Home | About | Sematext search-lucene.com search-hadoop.com
 Search Hadoop and all its subprojects:

Switch to Threaded View
Kafka >> mail # user >> async producer behavior if zk and/or kafka cluster goes away...

Copy link to this message
Re: async producer behavior if zk and/or kafka cluster goes away...
I think the confusion is that we are answering a slightly different
question then what you are asking. If I understand you are asking, "do I
need to put ALL the kafka broker urls into the config for the client and
will this need to be updated if I add machines to the cluster?".

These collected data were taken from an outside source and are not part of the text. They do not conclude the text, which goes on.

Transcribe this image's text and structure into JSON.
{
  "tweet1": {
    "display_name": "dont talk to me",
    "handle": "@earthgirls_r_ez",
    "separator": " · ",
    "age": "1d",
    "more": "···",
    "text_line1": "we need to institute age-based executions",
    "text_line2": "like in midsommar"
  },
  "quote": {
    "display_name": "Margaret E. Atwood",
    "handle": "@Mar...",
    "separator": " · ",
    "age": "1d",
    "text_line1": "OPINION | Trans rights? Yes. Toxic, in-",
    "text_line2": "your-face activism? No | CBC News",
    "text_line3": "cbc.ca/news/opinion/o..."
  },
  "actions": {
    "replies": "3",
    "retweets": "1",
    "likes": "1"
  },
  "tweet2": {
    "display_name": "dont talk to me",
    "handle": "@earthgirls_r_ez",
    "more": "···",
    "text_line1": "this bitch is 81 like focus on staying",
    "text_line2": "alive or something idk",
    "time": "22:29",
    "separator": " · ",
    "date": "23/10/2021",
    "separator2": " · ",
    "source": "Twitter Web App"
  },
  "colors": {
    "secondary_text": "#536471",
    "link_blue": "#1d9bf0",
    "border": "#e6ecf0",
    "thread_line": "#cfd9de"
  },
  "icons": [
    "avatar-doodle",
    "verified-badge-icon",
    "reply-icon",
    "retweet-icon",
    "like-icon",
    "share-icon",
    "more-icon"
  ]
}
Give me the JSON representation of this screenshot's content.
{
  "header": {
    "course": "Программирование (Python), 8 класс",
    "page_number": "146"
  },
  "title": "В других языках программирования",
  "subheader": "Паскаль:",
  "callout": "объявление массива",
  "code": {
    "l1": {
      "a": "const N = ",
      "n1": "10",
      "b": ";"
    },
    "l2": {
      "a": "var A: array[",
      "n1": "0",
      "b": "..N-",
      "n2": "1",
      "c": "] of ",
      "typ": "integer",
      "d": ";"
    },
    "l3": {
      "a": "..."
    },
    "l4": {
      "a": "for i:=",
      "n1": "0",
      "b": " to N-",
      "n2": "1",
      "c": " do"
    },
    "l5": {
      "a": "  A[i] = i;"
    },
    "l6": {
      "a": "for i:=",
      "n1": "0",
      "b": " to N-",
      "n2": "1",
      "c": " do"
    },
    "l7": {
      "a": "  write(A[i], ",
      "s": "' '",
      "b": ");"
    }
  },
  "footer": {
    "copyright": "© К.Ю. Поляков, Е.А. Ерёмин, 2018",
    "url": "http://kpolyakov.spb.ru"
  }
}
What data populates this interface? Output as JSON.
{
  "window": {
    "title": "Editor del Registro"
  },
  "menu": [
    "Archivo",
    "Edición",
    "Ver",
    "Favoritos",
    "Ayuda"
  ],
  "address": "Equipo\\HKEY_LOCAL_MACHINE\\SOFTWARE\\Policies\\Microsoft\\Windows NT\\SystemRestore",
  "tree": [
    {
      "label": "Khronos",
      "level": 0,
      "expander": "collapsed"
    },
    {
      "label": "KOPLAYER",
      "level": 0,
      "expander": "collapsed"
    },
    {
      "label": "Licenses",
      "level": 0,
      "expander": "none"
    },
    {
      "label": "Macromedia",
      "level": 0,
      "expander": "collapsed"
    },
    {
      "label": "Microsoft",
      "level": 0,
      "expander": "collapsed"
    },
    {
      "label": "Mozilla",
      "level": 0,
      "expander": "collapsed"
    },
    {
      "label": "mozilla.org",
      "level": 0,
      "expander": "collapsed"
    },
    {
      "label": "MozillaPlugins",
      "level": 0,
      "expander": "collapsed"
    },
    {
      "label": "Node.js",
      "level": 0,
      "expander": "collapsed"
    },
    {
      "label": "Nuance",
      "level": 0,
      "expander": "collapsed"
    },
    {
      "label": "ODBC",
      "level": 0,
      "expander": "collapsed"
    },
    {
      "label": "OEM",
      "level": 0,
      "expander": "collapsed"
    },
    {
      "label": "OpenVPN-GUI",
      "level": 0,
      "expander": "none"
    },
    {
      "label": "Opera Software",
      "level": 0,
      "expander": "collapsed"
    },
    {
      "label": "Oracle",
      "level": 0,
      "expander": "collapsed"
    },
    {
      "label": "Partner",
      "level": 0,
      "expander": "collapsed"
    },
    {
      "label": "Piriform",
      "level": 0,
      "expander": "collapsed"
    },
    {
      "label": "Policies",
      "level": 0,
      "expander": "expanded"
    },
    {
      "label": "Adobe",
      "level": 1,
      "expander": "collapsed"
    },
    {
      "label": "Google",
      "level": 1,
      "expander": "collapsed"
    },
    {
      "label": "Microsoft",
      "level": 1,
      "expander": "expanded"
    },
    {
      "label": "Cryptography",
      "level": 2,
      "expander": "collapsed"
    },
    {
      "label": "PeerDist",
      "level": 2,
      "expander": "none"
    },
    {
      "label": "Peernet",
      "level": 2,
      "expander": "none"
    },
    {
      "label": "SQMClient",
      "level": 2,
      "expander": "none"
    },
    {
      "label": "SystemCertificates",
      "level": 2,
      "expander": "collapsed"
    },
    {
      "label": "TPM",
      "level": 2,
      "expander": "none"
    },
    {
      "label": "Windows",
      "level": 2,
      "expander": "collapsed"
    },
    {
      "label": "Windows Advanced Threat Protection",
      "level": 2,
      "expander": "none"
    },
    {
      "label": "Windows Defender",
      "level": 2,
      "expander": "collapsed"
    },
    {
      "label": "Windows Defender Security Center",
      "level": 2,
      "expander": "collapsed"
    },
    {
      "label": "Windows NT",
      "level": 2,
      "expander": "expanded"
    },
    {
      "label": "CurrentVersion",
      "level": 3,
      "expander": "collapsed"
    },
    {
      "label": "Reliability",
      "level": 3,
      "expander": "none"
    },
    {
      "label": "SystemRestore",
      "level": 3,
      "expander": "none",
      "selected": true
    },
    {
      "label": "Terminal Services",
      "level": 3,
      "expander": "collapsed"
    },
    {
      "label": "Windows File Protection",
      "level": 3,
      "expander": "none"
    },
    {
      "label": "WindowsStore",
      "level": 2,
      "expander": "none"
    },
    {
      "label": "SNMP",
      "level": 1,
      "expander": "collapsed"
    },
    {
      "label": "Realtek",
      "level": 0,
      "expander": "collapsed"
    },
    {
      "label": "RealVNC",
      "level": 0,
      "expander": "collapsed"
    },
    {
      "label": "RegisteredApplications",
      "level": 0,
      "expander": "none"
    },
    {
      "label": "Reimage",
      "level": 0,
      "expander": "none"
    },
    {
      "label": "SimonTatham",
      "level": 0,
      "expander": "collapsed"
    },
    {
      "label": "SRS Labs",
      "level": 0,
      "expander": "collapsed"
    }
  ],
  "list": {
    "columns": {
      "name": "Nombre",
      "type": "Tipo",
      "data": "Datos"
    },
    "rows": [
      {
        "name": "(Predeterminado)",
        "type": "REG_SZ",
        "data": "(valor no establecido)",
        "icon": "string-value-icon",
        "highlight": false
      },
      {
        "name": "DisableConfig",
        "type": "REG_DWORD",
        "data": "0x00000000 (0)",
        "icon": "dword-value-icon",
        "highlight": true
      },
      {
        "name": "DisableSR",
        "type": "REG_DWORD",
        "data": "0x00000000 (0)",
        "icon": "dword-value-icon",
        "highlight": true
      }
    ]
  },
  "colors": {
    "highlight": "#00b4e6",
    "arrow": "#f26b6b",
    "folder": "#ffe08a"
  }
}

The answer to both these questions is no. The broker list configuration
will work exactly as your zookeeper configuration worked. Namely you must
have the URL of at least one operational broker in the cluster, and the
producer will use this/these urls to fetch a complete topology of the
cluster (all nodes, and what partitions they have). If you add kafka
brokers or migrate partitions from one broker to another clients will
automatically discover this and adjust appropriately with no need for
config changes. The brokerlist you give is only used when fetching
metadata, all producer requests go directly to the appropriate broker. As a
result you can use a VIP for the broker list if you like, without having
any of the actual data you send go through that VIP.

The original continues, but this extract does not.